There are several limitations to the analyses after week 24. No patients received placebo after week 24, yielding no control group after this time point. The study drug was administered open-label after the week 24 database lock. Patients could change golimumab treatment from 50 mg to 100 mg (n = 139) and from 100 mg to 50 mg (n = 29) during the LTE according to investigator judgment. These uncontrolled dose changes limit conclusions regarding the effect of dose change. These changes in treatment regimens also hinder comparisons between the golimumab 50 mg and 100 mg dose groups. Exposure to golimumab 100 mg was substantially greater, both in number of patients and length of follow-up. Patients with more severe RA disease, who would probably be more difficult to treat and more prone to experience adverse events, may have been selectively escalated to the higher dose. These confounding factors preclude drawing definitive conclusions regarding the relative dose comparability.
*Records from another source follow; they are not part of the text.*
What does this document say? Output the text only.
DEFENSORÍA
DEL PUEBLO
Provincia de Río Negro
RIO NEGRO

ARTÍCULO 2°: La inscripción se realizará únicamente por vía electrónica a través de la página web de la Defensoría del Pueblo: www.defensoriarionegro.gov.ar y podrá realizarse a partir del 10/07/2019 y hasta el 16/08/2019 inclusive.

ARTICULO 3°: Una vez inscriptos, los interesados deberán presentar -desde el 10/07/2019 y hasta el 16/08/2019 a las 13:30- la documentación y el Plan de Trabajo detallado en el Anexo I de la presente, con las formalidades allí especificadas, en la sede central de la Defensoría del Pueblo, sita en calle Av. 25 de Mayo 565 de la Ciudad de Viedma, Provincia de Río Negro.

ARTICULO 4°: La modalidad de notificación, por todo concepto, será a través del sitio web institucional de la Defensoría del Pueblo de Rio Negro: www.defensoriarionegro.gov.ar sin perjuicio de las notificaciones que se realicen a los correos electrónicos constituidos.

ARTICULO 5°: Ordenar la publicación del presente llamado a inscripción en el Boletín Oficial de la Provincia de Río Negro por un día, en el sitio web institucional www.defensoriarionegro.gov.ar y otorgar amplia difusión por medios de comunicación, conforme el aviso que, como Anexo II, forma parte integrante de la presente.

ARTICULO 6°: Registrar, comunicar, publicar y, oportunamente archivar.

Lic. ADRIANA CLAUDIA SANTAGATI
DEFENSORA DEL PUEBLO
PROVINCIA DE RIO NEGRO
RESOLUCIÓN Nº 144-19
The safety data revealed no new findings as compared with earlier phases of the GO-AFTER trial [1,2], with serious infections occurring in 14% of the patients. When adjusted for length of follow-up, the incidence of serious infections among all golimumab-treated patients was 7.04/100 patient-years of follow-up, which is consistent with those observed in a retrospective observational population-based inception cohort of patients diagnosed with RA between 1995 and 2007; that is, 6.6/100 patient-years of follow-up for all patients and 8.2/100 patient-years of follow-up during treatment with biologic agents [16]. Of note, four patients treated with 100 mg developed lymphoma, a rate significantly higher than expected; all occurred within the first 3 years of observation [2]. No patient in the 50 mg group developed lymphoma. Lymphoma is associated with cumulative RA disease activity [17] and registry data have not shown an association between TNF inhibitor treatment and increased lymphoma risk [18]. When adjusted for length of follow-up, the overall incidence of lymphoma reported herein (0.29/100 patient-years of follow-up) was higher than that previously reported based on a longitudinal (1998 to 2005) study of long-term outcomes of RA patients (0.11/100 patient-years of follow-up) [19]. However, due to the relatively small numbers of events and patients in our trial, the accompanying 95% CI was fairly wide (95% CI: 0.08, 0.74) and in fact overlapped that of the longitudinal trial which evaluated 19,591 patients for 89,710 patient-years of follow-up (95% CI: 0.09, 0.13) [19]. Whether the increased rate we observed for the 100 mg dose is related to the drug dose itself or to the theoretically higher cumulative disease activity of patients receiving this dose due to dose escalation (see above and as discussed elsewhere [2]) remains unknown.

Conclusion

Golimumab can be an effective therapy over the long term for RA patients who have previously received and discontinued another TNF inhibitor therapy for reasons including insufficient efficacy. Almost 40% of the patients originally randomized to golimumab continued therapy for 5 years and many achieved low disease activity/remission with this treatment, despite their refractory disease.